WikiLeaks, in a press release heralding the leak, said: “The attack against Samsung smart TVs was developed in cooperation with the United Kingdom’s MI5/BTSS. After infestation, Weeping Angel places the target TV in a ‘Fake Off’ mode, so that the owner falsely believes the TV is off when it is on. In ‘Fake Off’ mode the TV operates as a bug, recording conversations in the room and sending them over the internet to a covert CIA server.”
The role of MI5, the domestic intelligence service, is mainly to track terrorists and foreign intelligence agencies and monitoring along the lines revealed in the CIA documents would require a warrant.
The Snowden revelations created tension between the intelligence agencies and the major IT companies upset that the extent of their cooperation with the NSA had been exposed. But the companies were primarily angered over the revelation the agencies were privately working on ways to hack into their products. The CIA revelations risk renewing the friction with the private sector.
The initial reaction of members of the intelligence community was to question whether the latest revelations were in the public interest.
A source familiar with the CIA’s information security capabilities took issue with WikiLeaks’s comment that the leaker wanted “to initiate a public debate about cyberweapons”. But the source said this was akin to claiming to be worried about nuclear proliferation and then offering up the launch codes for just one country’s nuclear weapons at the moment when a war seemed most likely to begin.

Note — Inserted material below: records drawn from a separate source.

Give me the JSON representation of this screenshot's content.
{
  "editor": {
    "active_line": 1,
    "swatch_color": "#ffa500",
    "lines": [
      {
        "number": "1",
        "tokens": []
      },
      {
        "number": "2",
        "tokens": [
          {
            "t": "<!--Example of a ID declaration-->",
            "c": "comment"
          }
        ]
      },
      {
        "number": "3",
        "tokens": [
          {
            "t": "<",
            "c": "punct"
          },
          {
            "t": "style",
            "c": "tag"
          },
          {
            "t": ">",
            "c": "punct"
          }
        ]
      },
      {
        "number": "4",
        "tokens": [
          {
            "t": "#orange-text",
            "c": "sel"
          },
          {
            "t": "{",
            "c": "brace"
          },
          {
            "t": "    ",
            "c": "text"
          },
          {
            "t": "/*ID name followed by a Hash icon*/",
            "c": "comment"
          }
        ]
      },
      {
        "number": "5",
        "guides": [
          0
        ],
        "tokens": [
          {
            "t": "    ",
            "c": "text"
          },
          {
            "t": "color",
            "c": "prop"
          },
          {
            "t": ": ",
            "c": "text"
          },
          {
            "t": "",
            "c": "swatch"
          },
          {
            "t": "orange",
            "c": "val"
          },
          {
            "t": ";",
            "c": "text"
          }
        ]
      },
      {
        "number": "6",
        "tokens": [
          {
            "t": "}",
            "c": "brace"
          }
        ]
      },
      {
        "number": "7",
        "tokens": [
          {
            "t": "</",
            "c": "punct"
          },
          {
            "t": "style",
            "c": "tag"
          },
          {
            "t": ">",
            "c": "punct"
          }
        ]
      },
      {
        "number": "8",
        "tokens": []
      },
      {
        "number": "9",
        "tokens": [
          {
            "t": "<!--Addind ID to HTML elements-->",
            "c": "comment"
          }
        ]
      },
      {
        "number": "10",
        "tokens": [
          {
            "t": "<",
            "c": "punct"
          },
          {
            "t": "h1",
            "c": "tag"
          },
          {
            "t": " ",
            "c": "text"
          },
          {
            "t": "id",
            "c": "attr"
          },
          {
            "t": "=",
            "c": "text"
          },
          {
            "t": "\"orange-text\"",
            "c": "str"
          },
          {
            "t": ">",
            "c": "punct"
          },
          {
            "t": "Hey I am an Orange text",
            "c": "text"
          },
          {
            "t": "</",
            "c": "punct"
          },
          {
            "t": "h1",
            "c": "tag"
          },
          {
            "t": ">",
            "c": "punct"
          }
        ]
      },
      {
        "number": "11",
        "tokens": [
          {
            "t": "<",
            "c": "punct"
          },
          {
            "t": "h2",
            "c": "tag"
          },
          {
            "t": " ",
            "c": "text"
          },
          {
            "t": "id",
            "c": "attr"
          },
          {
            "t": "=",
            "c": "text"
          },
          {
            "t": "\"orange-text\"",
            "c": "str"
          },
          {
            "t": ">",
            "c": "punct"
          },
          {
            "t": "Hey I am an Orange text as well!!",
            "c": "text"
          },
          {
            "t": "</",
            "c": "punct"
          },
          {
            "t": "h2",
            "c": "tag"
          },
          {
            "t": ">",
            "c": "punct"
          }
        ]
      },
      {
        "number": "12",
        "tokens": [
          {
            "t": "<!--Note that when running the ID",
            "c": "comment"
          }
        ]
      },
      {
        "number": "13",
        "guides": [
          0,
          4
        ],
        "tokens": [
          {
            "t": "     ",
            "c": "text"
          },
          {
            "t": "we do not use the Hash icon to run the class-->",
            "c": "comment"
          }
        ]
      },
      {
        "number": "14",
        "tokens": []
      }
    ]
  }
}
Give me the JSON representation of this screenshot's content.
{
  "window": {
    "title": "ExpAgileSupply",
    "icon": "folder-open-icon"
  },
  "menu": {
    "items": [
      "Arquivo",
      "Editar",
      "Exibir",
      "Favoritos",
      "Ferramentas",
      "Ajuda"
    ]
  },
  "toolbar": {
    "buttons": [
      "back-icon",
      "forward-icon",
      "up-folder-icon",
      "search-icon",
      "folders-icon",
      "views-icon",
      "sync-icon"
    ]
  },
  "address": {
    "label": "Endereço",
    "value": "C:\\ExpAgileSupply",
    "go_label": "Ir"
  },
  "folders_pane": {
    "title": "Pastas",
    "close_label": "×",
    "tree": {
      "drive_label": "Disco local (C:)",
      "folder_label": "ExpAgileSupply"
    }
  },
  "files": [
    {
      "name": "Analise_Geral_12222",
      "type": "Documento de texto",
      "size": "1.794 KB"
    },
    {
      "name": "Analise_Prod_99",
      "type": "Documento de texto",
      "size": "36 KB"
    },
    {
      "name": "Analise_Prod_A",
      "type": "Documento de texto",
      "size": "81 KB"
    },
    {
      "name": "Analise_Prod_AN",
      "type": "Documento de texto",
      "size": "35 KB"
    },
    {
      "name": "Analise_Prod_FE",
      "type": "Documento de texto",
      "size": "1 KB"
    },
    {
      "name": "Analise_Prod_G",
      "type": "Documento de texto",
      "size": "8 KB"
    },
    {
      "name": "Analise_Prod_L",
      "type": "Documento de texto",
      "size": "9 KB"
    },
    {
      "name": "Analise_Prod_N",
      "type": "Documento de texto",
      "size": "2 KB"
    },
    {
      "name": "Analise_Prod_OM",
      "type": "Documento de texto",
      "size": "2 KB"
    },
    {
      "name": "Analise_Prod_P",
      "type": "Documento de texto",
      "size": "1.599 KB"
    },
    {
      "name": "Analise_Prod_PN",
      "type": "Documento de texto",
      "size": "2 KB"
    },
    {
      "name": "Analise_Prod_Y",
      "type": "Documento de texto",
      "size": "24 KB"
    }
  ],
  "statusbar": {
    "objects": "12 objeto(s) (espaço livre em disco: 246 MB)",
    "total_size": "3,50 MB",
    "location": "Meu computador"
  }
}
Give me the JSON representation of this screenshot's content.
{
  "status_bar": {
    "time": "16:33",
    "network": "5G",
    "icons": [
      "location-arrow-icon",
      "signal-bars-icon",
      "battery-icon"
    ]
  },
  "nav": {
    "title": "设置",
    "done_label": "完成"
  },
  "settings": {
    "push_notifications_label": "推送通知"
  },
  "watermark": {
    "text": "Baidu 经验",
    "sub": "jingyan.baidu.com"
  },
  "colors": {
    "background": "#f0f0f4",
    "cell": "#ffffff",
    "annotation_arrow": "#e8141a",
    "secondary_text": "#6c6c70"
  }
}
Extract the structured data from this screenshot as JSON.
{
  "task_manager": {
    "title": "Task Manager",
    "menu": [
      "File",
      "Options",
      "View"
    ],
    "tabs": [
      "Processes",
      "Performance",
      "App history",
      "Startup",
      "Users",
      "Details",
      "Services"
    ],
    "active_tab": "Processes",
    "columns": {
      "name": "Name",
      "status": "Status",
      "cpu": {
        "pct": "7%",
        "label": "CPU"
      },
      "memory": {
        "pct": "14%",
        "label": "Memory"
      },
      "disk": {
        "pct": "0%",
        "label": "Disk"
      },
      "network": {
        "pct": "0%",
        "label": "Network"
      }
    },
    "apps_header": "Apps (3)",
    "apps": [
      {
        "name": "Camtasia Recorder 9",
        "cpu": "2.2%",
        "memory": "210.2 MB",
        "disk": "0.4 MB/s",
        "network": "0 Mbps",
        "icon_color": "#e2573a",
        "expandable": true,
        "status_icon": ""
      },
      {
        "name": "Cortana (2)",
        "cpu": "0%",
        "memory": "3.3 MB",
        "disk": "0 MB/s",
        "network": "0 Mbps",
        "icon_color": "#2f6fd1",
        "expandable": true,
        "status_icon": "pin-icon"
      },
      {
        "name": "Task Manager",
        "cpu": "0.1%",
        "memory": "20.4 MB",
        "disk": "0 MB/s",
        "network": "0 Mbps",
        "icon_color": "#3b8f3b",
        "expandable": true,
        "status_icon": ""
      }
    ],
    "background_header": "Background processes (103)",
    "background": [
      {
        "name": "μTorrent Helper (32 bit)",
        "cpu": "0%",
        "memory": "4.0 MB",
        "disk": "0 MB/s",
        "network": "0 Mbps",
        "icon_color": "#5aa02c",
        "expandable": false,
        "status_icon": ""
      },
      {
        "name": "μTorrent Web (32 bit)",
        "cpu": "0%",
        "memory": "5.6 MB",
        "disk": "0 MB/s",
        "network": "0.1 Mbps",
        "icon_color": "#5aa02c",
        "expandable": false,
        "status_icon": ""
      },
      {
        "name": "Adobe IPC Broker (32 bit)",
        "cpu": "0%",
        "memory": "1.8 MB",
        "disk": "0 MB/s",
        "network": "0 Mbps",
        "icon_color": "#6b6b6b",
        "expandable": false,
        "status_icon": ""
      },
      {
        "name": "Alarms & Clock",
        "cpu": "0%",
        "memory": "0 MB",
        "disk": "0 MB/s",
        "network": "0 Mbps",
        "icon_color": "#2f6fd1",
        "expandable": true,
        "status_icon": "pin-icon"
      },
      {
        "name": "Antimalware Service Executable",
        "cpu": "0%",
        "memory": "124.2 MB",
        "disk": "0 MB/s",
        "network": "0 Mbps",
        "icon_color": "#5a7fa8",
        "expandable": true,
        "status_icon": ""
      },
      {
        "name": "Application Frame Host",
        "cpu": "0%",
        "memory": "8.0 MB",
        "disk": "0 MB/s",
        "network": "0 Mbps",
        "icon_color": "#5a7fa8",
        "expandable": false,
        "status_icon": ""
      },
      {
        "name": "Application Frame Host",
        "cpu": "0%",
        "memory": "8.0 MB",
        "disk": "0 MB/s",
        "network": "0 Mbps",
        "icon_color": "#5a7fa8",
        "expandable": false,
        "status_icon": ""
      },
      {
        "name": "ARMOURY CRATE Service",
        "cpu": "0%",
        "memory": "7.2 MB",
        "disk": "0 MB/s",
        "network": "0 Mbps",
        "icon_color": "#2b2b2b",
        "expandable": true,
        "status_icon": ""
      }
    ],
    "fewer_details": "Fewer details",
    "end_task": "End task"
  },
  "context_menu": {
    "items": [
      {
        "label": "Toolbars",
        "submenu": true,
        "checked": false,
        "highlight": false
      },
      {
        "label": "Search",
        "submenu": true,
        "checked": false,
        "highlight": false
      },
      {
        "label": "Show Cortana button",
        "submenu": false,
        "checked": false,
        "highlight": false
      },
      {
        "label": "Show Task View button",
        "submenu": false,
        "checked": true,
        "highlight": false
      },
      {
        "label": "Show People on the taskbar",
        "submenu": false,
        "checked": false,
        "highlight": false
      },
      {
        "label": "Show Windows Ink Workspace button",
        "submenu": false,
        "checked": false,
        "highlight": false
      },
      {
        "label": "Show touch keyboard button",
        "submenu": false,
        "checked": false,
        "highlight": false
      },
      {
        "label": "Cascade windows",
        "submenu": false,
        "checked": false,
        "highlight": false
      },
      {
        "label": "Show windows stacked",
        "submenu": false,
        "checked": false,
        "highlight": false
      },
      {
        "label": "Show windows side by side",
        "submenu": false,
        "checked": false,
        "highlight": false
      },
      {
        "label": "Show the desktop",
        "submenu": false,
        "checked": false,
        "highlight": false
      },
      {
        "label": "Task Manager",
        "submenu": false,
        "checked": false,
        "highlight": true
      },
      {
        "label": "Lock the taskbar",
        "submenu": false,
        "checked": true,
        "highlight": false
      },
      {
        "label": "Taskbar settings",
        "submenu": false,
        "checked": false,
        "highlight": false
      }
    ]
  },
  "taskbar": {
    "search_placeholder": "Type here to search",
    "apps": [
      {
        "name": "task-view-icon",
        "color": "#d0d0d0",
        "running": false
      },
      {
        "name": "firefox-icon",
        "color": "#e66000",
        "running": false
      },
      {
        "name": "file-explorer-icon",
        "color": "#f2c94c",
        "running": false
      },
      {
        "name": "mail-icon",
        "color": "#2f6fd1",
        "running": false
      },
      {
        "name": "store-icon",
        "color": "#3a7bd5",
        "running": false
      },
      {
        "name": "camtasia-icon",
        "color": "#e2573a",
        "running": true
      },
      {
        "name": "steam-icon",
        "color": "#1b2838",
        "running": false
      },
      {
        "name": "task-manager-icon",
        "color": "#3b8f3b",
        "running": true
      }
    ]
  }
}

Monday’s leaks also reveal that CIA hackers operating out of the Frankfurt consulate are given diplomatic (“black”) passports and US State Department cover. The documents include instructions for incoming CIA hackers that make Germany’s counter-intelligence efforts appear inconsequential.
The document reads:
“Breeze through German customs because you have your cover-for-action story down pat, and all they did was stamp your passport.
Your cover story (for this trip):
Q: Why are you here?
A: Supporting technical consultations at the consulate.”
The leaks also reveal a number of the CIA’s electronic attack methods are designed for physical proximity. These attack methods are able to penetrate high-security networks that are disconnected from the internet, such as police record databases. In these cases, a CIA officer, agent or allied intelligence officer acting under instructions, physically infiltrates the targeted workplace. The attacker is provided with a USB stick containing malware developed for the CIA for this purpose, which is inserted into the targeted computer. The attacker then infects and extracts data.
A CIA attack system called Fine Dining provides 24 decoy applications for CIA spies to use. To witnesses, the spy appears to be running a programme showing videos, presenting slides, playing a computer game, or even running a fake virus scanner. But while the decoy application is on the screen, the system is automatically infected and ransacked.
The documents also provide travel advice for hackers heading to Frankfurt: “Flying Lufthansa: Booze is free so enjoy (within reason).”
The rights group Privacy International, in a statement, said it had long warned about government hacking powers. “Insufficient security protections in the growing amount of devices connected to the internet or so-called ‘smart’ devices, such as Samsung smart TVs, only compound the problem, giving governments easier access to our private lives,” the group said.